The screen is one of the main selling points of this phone because Sony has paired it with an HDMI input. The idea is that you can plug the phone into a high-end camera to use as an external monitor with support for 4K60 HDR. This is an existing product category, and 4K versions are not cheap. If you’ve got a supported Sony Alpha camera, the phone can even control the settings via a USB connection.
The other feather in Sony’s cap is the Xperia Pro’s 5G support. While the Xperia 1 II had the same 5G-capable chip, 5G was not enabled in the US. The Xperia Pro has both mmWave and sub-6 5G support, but it’s only certified on Verizon right now. The idea is that photographers or videographers can attach the Xperia Pro to their cameras and stream or upload their work from the field. For huge volumes of photos and video, 5G might actually make a difference. While there are plenty of smartphones and hotspots that could do the same, the Xperia Pro is an all-in-one-solution.

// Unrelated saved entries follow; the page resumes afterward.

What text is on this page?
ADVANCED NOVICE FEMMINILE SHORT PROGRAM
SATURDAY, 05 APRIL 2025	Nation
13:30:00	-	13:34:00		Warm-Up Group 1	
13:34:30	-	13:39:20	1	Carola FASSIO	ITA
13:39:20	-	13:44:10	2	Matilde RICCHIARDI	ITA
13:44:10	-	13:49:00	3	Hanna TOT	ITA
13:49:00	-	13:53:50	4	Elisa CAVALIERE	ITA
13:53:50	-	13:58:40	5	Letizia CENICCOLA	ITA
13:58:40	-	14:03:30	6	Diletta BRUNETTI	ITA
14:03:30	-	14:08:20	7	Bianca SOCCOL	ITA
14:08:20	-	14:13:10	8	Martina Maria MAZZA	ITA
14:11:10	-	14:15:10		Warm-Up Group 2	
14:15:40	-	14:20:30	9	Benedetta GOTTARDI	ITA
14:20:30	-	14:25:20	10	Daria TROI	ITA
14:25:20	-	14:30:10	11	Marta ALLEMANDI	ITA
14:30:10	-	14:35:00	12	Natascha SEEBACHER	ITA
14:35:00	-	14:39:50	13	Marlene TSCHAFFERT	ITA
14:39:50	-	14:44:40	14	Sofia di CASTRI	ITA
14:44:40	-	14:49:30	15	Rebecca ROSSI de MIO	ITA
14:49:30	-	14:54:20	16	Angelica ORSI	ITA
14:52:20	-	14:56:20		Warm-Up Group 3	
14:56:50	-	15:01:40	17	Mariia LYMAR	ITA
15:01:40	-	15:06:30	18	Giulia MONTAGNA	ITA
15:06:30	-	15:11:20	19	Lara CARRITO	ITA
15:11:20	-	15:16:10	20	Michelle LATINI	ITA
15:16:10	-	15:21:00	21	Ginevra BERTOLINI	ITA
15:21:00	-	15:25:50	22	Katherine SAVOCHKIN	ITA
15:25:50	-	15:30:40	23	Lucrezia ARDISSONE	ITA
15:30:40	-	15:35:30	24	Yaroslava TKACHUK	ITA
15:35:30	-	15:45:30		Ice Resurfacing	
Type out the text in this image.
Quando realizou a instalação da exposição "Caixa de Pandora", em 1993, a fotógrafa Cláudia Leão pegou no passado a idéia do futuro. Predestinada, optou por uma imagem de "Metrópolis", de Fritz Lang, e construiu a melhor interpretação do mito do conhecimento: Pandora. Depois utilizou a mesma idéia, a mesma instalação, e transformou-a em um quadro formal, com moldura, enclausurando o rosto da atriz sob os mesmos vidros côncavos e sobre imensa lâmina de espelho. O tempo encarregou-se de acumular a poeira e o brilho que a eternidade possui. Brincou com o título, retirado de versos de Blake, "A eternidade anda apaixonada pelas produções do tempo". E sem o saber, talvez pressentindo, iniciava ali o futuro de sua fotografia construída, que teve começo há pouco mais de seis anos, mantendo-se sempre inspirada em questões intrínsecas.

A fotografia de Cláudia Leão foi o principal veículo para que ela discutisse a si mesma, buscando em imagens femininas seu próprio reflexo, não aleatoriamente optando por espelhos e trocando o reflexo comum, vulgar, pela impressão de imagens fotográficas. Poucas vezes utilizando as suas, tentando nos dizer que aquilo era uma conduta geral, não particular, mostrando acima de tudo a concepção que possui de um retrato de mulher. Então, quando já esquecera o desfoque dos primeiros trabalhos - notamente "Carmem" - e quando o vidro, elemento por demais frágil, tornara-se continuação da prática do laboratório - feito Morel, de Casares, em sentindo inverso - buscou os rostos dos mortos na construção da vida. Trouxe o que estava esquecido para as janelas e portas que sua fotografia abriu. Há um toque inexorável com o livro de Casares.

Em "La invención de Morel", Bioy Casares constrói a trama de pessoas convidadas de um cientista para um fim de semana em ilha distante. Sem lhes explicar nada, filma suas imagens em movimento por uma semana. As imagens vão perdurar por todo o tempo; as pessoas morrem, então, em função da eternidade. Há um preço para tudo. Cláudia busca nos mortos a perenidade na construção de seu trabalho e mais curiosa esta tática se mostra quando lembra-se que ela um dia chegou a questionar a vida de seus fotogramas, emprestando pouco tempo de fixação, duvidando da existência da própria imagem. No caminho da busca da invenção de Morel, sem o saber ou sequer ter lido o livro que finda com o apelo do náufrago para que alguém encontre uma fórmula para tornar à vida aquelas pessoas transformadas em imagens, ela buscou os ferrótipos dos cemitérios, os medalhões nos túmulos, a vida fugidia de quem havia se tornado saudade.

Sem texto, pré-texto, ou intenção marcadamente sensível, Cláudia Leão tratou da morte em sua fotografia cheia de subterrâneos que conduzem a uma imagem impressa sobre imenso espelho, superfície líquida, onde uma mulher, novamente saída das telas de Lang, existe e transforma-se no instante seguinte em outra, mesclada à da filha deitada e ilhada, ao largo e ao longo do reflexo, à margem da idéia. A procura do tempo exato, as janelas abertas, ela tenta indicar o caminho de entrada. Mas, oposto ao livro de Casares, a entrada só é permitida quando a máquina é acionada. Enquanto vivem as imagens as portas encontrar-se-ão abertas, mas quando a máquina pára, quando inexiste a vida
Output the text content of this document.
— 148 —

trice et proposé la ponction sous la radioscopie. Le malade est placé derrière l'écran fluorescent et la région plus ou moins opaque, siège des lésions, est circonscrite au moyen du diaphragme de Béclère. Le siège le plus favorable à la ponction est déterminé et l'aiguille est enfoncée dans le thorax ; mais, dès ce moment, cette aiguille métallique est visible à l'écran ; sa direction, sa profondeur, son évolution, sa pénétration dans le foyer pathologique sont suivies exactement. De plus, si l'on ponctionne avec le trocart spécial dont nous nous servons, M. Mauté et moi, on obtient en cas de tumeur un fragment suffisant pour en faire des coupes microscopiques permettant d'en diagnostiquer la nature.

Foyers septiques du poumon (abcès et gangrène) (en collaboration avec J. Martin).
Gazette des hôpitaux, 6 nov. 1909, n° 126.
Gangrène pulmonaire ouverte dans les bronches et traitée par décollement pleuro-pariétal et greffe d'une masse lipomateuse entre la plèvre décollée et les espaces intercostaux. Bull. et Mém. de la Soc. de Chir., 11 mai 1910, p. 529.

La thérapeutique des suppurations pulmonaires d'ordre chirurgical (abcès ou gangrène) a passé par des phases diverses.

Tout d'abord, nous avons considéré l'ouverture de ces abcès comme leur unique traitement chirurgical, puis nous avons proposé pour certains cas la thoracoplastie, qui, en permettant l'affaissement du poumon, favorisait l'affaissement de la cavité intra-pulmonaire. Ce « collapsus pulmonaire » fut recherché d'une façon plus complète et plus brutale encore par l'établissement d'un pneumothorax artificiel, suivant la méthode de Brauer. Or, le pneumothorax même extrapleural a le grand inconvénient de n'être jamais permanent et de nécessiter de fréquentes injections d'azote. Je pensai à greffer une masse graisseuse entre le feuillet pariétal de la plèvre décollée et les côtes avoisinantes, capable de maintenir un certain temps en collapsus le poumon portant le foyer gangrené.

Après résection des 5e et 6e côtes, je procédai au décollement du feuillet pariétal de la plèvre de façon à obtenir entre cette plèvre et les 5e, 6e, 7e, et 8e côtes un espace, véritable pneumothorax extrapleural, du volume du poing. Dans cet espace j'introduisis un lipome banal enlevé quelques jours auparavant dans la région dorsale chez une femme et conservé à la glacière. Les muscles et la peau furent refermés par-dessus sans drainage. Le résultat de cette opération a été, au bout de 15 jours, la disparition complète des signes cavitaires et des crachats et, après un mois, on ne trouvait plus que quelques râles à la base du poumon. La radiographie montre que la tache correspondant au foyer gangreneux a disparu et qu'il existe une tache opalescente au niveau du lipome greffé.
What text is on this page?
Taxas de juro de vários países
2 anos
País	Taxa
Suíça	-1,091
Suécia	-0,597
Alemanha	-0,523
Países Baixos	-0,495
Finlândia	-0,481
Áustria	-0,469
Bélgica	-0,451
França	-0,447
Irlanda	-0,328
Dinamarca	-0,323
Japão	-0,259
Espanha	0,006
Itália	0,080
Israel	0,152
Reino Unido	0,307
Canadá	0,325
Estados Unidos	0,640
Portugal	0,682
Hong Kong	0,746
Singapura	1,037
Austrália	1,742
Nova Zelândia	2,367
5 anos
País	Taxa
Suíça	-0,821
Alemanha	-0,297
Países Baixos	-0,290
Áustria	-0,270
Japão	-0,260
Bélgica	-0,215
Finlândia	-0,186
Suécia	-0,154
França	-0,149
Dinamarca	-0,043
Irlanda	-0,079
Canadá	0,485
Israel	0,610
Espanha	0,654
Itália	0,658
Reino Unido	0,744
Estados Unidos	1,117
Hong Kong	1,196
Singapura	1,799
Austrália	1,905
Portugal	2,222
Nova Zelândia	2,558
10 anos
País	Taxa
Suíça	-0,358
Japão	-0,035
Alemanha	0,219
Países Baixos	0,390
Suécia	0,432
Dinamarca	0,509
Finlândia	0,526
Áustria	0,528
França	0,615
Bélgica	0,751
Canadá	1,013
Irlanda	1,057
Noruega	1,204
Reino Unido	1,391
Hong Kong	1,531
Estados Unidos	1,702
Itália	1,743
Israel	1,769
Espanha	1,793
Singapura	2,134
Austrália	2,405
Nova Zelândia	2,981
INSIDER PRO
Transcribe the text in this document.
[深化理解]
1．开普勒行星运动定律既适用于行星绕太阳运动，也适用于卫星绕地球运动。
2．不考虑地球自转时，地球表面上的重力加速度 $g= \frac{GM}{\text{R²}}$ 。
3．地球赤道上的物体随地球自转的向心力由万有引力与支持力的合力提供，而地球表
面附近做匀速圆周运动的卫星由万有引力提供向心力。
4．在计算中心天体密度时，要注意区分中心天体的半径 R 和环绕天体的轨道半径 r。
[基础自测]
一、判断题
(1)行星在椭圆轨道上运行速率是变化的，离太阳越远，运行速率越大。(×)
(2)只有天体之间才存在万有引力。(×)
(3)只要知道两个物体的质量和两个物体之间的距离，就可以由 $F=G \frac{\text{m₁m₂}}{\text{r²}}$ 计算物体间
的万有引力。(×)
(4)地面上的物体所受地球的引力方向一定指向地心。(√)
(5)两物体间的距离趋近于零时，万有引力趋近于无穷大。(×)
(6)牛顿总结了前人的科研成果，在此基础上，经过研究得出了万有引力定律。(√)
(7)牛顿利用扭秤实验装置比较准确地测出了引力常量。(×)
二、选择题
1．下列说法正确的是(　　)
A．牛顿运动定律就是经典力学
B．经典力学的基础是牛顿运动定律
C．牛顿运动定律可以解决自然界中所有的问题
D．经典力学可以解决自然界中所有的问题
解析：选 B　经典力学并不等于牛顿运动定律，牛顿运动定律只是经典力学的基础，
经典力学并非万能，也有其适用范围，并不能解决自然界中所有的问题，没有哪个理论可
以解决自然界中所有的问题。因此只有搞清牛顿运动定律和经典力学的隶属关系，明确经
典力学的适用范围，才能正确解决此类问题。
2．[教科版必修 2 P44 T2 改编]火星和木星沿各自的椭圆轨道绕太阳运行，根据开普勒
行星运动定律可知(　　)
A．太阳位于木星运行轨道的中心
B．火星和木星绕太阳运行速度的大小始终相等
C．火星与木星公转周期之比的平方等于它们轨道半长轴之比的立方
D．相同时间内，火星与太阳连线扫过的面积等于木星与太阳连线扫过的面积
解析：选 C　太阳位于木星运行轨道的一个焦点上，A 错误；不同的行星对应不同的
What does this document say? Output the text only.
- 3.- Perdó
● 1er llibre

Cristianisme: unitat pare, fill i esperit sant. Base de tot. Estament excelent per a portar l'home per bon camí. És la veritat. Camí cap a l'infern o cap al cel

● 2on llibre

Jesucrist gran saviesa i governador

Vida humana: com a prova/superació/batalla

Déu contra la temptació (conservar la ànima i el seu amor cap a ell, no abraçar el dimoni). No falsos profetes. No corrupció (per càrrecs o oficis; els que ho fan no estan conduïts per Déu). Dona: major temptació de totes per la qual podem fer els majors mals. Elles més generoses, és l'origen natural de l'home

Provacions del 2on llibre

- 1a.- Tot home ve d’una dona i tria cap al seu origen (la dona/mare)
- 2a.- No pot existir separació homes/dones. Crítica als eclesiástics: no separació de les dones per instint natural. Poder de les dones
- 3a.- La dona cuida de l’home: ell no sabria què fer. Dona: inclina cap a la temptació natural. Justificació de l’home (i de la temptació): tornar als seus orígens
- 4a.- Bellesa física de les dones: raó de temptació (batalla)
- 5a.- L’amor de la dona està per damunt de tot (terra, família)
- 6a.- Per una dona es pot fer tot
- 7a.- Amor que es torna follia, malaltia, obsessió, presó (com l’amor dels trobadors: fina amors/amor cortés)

You can purchase the Sony Xperia Pro in the US today. Yes, $2,500 is more than twice as much as the Xperia 1 II, with which the Pro shares many features. Still, Sony thinks professionals will pay the high price, and it is fun to see someone trying new things with Android. If you’re not a serious photographer, you should skip this one. Sony says it’s waiting for next-gen networks to become more mature to offer consumer-focused 5G devices.